My interview came just scant days after the most recent shooting at Fort Hood, and there was no way we could have had a conversation about combat vets with post-traumatic stress disorder without the topic coming up.
Here I learned probably the most pertinent information. According to Dr. Aikins, neither suicidality nor homicidality are recognized symptoms of PTSD. PTSD can cause dissociative states, thought suppression, memory impairment and flashbacks, but not homicidal ideation. Its effects can lead to depression which in turn can lead to suicidal thoughts – as, presumably, can some of the side effects of prescribed medication – but PTSD in and of itself does not. According to Dr. Aikins, “There is no data that the flashback is so profound that it would cause a service member to discharge a service weapon in a dissociative state.” Also interesting is the base rate of violence in combat vets as compared to the base rate of violence in civilians. Right now, the number shows that the percentage of combat vets who resort to violence is actually lower than the percentage of civilians who resort to violence.
The interview could not have gone better. We stayed relatively true to the list of questions but – like James Holstein and Jaber Gubrium recommend in their essay “Active Interviewing” from the book Postmodern Interviewing – we didn’t adhere to them too strictly. Instead, the conversation flowed rather organically from beginning to end, and it was actually Dr. Aikins who kept bringing the conversation back to the aforementioned list.

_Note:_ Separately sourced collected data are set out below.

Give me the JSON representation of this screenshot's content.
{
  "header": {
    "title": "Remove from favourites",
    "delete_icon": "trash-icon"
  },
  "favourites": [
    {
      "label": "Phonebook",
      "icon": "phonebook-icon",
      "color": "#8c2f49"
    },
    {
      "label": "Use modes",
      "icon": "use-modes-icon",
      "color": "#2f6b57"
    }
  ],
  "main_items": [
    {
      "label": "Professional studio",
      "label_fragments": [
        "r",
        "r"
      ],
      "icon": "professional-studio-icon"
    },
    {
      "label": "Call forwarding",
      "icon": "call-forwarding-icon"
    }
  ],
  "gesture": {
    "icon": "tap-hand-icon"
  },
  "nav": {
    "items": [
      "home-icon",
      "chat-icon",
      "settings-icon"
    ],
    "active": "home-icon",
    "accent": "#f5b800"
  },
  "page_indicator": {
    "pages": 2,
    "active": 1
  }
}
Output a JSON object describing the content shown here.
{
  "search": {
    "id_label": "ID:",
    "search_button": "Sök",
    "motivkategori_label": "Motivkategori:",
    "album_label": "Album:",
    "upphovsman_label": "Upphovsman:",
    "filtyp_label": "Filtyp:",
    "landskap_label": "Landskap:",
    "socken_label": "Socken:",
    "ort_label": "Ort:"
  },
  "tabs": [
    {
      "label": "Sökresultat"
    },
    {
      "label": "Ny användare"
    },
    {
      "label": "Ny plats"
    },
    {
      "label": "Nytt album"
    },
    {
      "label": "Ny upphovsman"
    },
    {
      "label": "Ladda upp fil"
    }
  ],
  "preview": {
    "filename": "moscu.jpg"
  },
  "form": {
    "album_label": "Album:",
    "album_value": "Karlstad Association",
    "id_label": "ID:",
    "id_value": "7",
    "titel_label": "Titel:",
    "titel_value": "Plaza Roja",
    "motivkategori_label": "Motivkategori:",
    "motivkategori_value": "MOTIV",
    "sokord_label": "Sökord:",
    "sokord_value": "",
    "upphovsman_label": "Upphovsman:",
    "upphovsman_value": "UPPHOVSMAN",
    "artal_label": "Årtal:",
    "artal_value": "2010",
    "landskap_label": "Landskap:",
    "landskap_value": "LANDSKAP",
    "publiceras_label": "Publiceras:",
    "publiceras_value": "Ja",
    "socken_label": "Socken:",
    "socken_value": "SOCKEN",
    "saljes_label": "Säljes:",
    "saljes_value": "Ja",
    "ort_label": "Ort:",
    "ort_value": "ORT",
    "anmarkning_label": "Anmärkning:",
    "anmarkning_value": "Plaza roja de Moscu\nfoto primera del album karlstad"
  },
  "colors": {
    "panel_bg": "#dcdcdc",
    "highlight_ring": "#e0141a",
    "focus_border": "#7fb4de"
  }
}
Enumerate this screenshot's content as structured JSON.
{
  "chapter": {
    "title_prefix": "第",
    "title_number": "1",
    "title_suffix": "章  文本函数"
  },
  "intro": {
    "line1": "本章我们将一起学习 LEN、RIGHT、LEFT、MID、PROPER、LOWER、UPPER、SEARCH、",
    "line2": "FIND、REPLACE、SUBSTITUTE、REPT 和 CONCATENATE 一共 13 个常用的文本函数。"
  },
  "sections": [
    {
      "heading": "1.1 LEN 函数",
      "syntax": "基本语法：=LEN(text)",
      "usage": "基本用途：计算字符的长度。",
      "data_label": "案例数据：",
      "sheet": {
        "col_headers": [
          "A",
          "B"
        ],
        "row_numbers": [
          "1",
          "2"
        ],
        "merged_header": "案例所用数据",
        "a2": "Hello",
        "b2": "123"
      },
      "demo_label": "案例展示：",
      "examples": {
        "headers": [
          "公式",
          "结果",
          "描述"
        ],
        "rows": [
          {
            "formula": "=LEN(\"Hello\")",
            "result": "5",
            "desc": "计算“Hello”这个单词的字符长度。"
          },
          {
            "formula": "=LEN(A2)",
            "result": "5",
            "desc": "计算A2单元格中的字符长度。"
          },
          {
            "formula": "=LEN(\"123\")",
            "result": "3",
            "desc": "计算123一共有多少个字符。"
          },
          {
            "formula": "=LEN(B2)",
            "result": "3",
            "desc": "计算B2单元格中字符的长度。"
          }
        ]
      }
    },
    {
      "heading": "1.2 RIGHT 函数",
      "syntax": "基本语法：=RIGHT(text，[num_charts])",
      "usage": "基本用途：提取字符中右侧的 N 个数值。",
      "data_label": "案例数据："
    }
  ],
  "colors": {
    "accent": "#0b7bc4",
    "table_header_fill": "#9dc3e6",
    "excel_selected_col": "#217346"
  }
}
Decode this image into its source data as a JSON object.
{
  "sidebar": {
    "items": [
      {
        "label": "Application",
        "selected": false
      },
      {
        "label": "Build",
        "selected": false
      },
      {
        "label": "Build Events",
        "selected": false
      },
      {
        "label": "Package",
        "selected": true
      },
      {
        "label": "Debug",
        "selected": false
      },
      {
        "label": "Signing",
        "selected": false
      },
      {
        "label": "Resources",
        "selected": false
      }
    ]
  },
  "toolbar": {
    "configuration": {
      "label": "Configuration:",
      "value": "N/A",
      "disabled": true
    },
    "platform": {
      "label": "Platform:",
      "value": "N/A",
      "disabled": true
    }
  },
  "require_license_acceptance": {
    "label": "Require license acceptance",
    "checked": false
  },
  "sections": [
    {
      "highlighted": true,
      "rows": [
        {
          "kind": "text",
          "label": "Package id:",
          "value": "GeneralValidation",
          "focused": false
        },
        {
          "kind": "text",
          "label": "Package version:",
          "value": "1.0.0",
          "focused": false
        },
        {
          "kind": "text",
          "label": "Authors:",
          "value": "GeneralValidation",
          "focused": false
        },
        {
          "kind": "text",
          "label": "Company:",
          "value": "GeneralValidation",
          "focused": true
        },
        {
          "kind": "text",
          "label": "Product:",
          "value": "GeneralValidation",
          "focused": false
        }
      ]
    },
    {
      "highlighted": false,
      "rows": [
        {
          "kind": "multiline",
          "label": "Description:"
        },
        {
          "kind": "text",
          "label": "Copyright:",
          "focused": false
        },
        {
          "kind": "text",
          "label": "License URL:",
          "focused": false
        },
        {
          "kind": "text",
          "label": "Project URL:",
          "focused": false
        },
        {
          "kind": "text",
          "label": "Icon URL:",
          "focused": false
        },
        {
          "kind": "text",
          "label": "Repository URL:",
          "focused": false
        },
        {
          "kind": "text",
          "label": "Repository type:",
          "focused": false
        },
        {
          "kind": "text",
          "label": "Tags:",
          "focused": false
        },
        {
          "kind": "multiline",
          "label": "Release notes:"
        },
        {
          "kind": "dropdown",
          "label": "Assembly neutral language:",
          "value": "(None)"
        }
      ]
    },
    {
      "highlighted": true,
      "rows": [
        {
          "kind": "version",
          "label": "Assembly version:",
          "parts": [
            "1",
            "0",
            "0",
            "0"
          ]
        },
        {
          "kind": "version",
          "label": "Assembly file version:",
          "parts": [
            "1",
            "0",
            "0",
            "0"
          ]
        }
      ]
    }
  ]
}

I still have a few questions, but apparently so does the field as a whole. Though PTSD can be cured over time with a lot of work, there is no agreed-upon method for doing so. And perhaps the biggest problem facing treatment is that the patients cannot be compelled to undergo treatment of any kind unless he or she is considered an immediate danger to himself or others.
For now, conversations continue between professionals such as Dr. Aikins and his contemporaries. The search for answers continues. And if they don’t have all of their questions answered, how could I?